Правила этого придерживался не один Нодье. Приведем чуть более ранний пример: Анри де Латуш в своем памфлете «О литературной приязни» (1829) обвинял Сент-Бёва в том, что критик неумеренно «кадит» Виктору Гюго – «неизменно, в каждой статье снимает перед этим поэтом шляпу и, произнося имя этого юноши, непременно лишает его, от избытка обожания, титула „господин“» (наст. изд., с. 101). Вот, значит, почему Растиньяк рекомендует Рафаэлю самому начать избавляться от «господина» и тем самым подать пример окружающим, – для того, чтобы все поняли: перед ними гений, признанный таковым при жизни. Замечу кстати, что «égoïser adroitement» у Грифцова вообще не переведено, т. е. в перевод нужно еще вставить «сделаться ловким себялюбцем»198.
Итак, перевод должен, как мне кажется, принять следующий вид:
Он [Растиньяк] полагал, что мне надобно бывать в свете, сделаться ловким себялюбцем, отбросить скромность и приучить окружающих произносить мое имя без прибавления словечка «господин», с которым великий человек обязан распрощаться еще при жизни.

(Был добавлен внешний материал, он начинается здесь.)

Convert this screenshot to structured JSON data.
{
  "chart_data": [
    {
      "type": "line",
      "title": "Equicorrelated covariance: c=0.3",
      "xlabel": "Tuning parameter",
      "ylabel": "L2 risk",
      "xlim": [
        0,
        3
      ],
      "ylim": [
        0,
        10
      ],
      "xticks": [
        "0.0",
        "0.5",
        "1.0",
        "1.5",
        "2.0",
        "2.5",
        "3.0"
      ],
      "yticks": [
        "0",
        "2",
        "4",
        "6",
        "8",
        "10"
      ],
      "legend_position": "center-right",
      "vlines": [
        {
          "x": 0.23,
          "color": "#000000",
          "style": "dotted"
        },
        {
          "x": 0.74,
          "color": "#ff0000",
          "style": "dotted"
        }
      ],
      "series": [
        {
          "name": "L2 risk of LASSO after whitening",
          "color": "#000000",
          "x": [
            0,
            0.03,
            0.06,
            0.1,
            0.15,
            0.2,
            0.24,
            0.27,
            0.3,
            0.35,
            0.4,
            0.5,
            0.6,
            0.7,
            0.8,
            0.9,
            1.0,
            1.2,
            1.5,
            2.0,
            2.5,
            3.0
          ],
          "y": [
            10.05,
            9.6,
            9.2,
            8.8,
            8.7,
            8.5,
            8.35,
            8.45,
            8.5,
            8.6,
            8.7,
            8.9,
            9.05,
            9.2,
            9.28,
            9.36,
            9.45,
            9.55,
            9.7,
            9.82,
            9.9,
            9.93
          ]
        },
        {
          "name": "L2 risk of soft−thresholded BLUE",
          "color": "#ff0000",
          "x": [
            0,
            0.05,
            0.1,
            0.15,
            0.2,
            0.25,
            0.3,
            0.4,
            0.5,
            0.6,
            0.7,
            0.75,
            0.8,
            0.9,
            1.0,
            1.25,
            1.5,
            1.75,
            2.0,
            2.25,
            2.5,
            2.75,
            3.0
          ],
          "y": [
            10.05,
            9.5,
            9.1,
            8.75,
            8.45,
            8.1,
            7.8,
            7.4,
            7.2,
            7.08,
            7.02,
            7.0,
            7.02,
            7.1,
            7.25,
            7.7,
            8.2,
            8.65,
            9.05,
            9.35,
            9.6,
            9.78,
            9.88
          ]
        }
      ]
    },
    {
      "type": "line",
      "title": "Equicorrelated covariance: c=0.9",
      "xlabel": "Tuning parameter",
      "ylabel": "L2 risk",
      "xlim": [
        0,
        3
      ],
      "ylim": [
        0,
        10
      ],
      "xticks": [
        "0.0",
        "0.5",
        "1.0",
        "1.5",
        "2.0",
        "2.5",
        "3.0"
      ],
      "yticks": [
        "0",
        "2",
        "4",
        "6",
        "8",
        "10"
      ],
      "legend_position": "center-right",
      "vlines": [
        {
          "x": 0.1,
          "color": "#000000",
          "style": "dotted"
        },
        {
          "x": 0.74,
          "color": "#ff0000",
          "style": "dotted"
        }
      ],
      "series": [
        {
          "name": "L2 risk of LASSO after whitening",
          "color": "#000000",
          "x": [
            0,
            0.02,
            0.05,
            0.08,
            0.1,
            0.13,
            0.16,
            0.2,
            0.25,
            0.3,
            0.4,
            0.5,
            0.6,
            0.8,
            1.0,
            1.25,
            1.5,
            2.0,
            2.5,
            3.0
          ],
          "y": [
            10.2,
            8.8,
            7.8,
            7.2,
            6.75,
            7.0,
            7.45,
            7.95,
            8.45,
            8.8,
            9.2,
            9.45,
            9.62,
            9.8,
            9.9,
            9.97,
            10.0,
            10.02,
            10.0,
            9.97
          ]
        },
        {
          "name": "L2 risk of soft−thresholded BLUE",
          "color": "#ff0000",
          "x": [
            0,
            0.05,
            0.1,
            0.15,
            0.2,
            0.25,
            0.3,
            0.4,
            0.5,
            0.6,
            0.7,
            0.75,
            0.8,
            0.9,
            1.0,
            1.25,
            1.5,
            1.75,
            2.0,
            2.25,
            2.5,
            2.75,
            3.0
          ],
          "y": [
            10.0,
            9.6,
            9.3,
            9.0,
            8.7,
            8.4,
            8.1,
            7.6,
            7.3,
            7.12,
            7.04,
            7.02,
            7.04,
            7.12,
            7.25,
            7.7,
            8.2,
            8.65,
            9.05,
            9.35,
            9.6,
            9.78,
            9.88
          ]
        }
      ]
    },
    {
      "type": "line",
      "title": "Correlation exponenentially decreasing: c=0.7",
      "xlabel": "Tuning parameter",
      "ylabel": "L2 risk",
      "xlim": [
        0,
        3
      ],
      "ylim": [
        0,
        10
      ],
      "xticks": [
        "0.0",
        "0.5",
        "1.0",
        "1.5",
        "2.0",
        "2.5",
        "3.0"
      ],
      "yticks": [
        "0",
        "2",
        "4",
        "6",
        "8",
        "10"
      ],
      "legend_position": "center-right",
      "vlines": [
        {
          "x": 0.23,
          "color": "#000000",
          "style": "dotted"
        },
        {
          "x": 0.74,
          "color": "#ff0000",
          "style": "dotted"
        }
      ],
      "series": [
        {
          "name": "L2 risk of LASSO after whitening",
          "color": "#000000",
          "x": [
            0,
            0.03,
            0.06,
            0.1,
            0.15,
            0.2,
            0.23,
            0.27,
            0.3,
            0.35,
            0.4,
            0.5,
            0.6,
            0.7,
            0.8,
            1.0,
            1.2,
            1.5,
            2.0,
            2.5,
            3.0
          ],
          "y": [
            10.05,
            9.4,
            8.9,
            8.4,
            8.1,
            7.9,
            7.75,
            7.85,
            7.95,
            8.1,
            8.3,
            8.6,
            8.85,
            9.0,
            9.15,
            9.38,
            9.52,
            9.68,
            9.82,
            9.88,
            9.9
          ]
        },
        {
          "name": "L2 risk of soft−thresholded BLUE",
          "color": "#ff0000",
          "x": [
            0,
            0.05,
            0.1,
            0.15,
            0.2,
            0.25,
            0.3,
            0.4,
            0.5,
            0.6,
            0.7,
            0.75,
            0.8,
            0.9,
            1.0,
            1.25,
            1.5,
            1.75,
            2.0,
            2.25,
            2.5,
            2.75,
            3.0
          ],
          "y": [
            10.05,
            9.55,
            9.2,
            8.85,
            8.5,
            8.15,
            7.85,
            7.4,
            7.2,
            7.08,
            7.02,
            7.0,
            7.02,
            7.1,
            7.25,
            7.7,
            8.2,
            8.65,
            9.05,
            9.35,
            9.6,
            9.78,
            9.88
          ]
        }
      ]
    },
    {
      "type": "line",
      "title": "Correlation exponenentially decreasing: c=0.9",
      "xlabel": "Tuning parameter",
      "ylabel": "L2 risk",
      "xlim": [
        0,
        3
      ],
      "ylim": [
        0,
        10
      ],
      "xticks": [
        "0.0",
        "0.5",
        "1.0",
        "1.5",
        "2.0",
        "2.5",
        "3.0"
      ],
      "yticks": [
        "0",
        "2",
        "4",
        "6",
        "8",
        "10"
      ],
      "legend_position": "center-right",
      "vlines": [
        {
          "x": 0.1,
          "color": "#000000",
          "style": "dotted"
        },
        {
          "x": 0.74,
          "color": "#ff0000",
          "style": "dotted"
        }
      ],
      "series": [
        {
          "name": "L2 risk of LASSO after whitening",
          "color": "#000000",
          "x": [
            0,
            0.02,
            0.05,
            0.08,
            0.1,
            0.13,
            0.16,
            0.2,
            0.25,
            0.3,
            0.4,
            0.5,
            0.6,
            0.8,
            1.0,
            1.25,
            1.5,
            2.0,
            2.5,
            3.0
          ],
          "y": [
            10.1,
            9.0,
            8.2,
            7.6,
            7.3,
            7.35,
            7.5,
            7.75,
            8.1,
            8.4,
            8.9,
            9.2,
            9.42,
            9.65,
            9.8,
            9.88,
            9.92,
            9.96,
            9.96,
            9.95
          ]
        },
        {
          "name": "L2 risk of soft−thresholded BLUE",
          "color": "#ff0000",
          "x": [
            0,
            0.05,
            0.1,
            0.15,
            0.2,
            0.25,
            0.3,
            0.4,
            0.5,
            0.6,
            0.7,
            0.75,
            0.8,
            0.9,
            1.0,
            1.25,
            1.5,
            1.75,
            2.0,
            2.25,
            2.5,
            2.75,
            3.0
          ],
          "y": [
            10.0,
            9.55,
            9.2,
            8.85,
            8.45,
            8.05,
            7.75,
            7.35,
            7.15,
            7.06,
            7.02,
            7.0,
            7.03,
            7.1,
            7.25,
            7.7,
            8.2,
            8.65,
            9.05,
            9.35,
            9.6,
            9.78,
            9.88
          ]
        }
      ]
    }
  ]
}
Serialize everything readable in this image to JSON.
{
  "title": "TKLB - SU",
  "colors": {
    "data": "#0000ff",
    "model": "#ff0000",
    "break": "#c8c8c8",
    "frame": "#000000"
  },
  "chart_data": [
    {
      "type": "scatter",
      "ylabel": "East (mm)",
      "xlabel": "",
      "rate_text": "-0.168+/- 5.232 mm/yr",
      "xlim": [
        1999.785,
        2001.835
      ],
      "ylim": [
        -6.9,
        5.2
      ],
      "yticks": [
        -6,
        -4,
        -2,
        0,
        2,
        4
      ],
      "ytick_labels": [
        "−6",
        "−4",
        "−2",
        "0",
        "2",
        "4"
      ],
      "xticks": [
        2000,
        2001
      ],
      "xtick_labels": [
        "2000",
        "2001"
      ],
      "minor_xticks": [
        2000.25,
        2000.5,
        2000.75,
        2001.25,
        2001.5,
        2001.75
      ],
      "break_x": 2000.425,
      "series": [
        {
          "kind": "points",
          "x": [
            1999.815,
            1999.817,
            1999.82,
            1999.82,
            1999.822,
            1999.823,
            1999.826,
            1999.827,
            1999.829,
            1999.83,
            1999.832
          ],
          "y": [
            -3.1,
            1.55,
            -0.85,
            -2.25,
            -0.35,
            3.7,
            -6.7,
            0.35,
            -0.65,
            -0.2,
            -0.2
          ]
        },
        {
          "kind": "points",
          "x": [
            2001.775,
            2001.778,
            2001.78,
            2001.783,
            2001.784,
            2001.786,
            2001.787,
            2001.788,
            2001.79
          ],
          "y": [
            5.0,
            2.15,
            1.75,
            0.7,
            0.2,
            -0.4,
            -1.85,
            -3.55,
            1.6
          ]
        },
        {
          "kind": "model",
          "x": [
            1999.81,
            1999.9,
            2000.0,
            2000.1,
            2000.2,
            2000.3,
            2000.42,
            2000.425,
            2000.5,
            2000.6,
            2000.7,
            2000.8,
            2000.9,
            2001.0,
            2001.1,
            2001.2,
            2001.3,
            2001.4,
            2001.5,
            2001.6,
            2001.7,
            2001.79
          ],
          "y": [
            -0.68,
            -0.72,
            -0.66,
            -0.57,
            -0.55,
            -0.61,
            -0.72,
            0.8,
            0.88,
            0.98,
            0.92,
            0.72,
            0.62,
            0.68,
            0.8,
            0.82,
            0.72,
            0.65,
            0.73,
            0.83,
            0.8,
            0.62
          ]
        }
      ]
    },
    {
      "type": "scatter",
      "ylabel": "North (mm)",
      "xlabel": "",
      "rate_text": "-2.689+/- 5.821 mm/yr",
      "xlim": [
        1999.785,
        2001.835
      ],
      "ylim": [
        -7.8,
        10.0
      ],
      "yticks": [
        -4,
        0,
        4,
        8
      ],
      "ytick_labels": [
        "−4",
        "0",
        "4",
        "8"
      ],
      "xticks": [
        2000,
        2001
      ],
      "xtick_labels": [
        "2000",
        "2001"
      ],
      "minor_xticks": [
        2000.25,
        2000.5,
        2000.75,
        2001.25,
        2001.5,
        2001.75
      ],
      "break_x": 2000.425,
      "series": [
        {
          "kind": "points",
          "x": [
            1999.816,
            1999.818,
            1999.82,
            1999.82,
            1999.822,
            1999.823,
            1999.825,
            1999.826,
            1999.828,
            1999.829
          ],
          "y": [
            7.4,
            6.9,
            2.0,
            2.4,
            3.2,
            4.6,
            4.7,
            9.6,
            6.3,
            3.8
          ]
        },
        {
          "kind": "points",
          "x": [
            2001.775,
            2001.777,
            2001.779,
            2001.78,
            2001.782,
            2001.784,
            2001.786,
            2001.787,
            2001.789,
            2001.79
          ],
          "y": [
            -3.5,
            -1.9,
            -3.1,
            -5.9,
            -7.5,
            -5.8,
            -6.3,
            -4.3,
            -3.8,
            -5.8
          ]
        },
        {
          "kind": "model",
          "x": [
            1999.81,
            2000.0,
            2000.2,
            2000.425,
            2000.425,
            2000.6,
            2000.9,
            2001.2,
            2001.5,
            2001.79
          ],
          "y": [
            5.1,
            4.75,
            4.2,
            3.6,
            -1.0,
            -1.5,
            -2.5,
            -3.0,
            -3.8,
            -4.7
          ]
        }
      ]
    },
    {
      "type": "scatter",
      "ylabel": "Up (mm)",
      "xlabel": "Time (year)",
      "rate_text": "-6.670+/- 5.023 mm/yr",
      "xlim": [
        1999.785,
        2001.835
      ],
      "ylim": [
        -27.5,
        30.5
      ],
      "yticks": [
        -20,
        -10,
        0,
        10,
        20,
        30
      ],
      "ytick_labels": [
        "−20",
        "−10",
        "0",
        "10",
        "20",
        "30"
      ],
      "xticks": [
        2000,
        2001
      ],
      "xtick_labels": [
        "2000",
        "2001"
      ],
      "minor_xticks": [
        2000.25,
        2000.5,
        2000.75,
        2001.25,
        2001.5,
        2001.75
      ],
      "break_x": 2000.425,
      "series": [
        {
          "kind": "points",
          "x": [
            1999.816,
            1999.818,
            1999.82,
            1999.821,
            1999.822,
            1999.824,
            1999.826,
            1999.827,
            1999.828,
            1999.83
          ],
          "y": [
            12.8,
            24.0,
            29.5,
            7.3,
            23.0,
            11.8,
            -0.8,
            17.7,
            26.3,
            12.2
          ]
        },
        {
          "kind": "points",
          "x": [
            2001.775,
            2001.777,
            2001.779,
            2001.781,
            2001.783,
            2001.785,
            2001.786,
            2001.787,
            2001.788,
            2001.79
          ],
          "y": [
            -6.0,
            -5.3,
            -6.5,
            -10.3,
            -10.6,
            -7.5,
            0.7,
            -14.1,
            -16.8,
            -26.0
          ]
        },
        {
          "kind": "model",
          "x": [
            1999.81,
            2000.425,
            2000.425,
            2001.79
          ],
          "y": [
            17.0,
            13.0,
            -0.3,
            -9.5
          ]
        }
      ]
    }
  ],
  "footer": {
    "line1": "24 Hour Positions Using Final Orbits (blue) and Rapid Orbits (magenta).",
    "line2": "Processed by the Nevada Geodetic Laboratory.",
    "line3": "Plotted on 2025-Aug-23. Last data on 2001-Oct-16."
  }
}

3. В русском переводе Растиньяк говорит Рафаэлю де Валантену о литературном поденщике: «Он круглый невежда» [Бальзак 1951–1955: 13, 116]. В оригинале, однако, эта фраза гораздо более конкретна: «Il est ignorant comme la mule de don Miguel» [Balzac 1976–1981: 10, 165]. Чтобы ее понять, требуется довольно замысловатый реальный комментарий. Дон Мигель (1802–1866), король Португалии c 1828 по 1834 год, был известен деспотизмом и безграмотностью; в 19 лет не умел ни читать, ни писать. В 1828 году его мулы понесли и опрокинули карету, и это событие послужило поводом для «Послания к мулам дона Мигеля», которое опубликовал в 1829 году Жан-Понс-Гийом Вьенне, прогрессист в политике (в палате депутатов в эпоху Реставрации он примыкал к левой оппозиции), но классик и старовер в литературе. Послание это носит откровенно антиромантический характер, мулы дона Мигеля служат только предлогом для обличения литературных новаторов. Мулов, опрокинувших короля-деспота, Вьенне восхваляет как потенциальных героев романтической трагедии для постановки в цирке. Антиромантический выпад Вьенне не остался без ответа; очень скоро некий аноним опубликовал собственную поэму под названием «Мулеида», где певцу мулов адресованы слова: «Наш классик наконец обрел свою эмблему» [Balzac 1976–1981: 10, 1293]. Иначе говоря, Бальзак устами Растиньяка говорит: литератор, о котором идет речь, еще глупее, чем дон Мигель, его мулы и воспевший их поэт. Аллюзии многослойные и злободневные; как и в сцене оргии, где персонажи перебрасываются ультрасовременными намеками, здесь обыгрывается недавнее событие политической и литературной жизни. Перевод «Он круглый невежда» ничего этого не воспроизводит, и потому, несмотря на риск сделать сам текст более тяжеловесным, а работу комментатора – более трудоемкой, переводить эту фразу, на мой взгляд, следует так: «Он невежествен, как мул дона Мигеля».